Percentage white: a new feature for ultrasound classification of plaque echogenicity in carotid artery atherosclerosis.

Ultrasound Med Biol

Wallenberg Laboratory for Cardiovascular Research, and Center for Cardiovascular and Metabolic Research, Sahlgrenska Academy, University of Gothenburg, Gothenburg, Sweden.

Published: February 2010

Atherosclerotic stenotic and nonstenotic plaques of the carotid artery with low echogenicity have been shown to be associated with cardiovascular disease. The aim was to develop a new method for semiautomated ultrasound image analysis to classify nonstenotic carotid plaques, evaluate cases with multiple plaques and examine the association between a new image analysis feature of echogenicity and predictors of cardiovascular disease. The new image analysis feature, percentage white (PW), represents the fraction of bright structures inside a plaque and is integrated in an objective semiautomated method to evaluate echogenicity (SAMEE) in carotid plaques.

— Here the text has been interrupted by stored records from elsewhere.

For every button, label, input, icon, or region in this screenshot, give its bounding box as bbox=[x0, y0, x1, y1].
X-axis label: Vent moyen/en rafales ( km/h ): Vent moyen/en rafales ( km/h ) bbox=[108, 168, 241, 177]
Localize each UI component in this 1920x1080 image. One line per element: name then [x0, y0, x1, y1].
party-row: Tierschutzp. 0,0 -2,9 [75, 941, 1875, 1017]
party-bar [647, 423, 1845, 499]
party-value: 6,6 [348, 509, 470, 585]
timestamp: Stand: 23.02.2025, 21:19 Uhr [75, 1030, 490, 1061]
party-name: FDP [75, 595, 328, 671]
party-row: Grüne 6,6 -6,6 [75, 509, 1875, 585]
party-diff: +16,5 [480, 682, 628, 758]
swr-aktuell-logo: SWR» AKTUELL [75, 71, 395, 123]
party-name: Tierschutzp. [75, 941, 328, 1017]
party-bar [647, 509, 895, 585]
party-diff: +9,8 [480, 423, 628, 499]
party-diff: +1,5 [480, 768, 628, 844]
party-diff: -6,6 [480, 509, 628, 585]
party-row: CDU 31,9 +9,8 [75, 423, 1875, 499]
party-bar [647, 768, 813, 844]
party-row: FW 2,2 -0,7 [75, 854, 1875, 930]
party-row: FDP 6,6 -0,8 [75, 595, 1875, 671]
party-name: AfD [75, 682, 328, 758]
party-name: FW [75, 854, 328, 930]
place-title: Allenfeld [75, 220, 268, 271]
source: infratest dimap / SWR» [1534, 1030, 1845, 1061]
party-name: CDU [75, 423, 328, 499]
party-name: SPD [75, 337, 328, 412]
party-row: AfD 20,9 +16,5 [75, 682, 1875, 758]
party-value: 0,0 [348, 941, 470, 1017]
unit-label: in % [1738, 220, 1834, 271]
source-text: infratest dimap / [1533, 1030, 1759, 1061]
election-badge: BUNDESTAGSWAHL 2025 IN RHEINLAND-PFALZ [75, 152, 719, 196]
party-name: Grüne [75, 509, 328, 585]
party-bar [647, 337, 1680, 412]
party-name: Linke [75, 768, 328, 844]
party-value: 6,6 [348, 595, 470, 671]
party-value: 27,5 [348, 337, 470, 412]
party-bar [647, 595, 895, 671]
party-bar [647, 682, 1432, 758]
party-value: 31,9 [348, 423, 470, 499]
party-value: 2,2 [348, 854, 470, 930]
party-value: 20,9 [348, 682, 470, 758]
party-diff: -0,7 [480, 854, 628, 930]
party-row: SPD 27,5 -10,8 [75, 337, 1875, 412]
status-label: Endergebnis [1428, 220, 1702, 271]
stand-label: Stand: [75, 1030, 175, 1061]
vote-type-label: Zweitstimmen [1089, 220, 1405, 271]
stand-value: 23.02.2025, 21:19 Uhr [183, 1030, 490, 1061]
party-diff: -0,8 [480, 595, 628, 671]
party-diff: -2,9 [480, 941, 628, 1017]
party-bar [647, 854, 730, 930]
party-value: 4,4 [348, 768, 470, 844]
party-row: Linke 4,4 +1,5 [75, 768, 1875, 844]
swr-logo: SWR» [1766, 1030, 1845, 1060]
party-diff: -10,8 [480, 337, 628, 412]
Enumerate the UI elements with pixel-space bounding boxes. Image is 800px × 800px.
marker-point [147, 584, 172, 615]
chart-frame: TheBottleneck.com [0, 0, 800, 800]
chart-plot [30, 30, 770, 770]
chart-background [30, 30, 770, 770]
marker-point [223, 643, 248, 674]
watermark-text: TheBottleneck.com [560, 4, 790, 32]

PW was constructed to take into account overall echogenicity of the image as well as noise surrounding the plaque. Consecutive ultrasound examinations of carotid plaques from a population-based screening of 64-year-old women with varying risk for cardiovascular disease were selected for the present project; 92 far-wall and 47 near-wall plaques were used as a training dataset to develop the SAMEE algorithm with visual classification according to Gray-Weale as reference; 273 plaques were used to validate the method. All plaques were included in an analysis relating predictors of cardiovascular to average PW in all plaques, PW in the biggest plaque and to the plaque with lowest PW in each subject, respectively. In the training dataset the intermethodological variability between SAMEE and visual classification showed a kappa of 0.78 and a sensitivity and specificity of 96% and 81%, respectively. In the validation set, SAMEE and visual classification showed a kappa of 0.77, a sensitivity of 96% and a specificity of 80%. The reproducibility of PW was high, evidenced by r = 0.96 and CV = 9.85% at repeated examinations. Average PW values were associated with several predictors of cardiovascular risk: lipoprotein (a), HbA1c, blood glucose, apolipoproteinB/apolipoproteinA-I; and associated negatively with the levels of adiponectin and apolipoprotein A-I. In conclusion, PW integrated within a SAMEE is a new feature for assessment of echogenicity in carotid plaques and shows excellent reproducibility and agreement with visual assessment.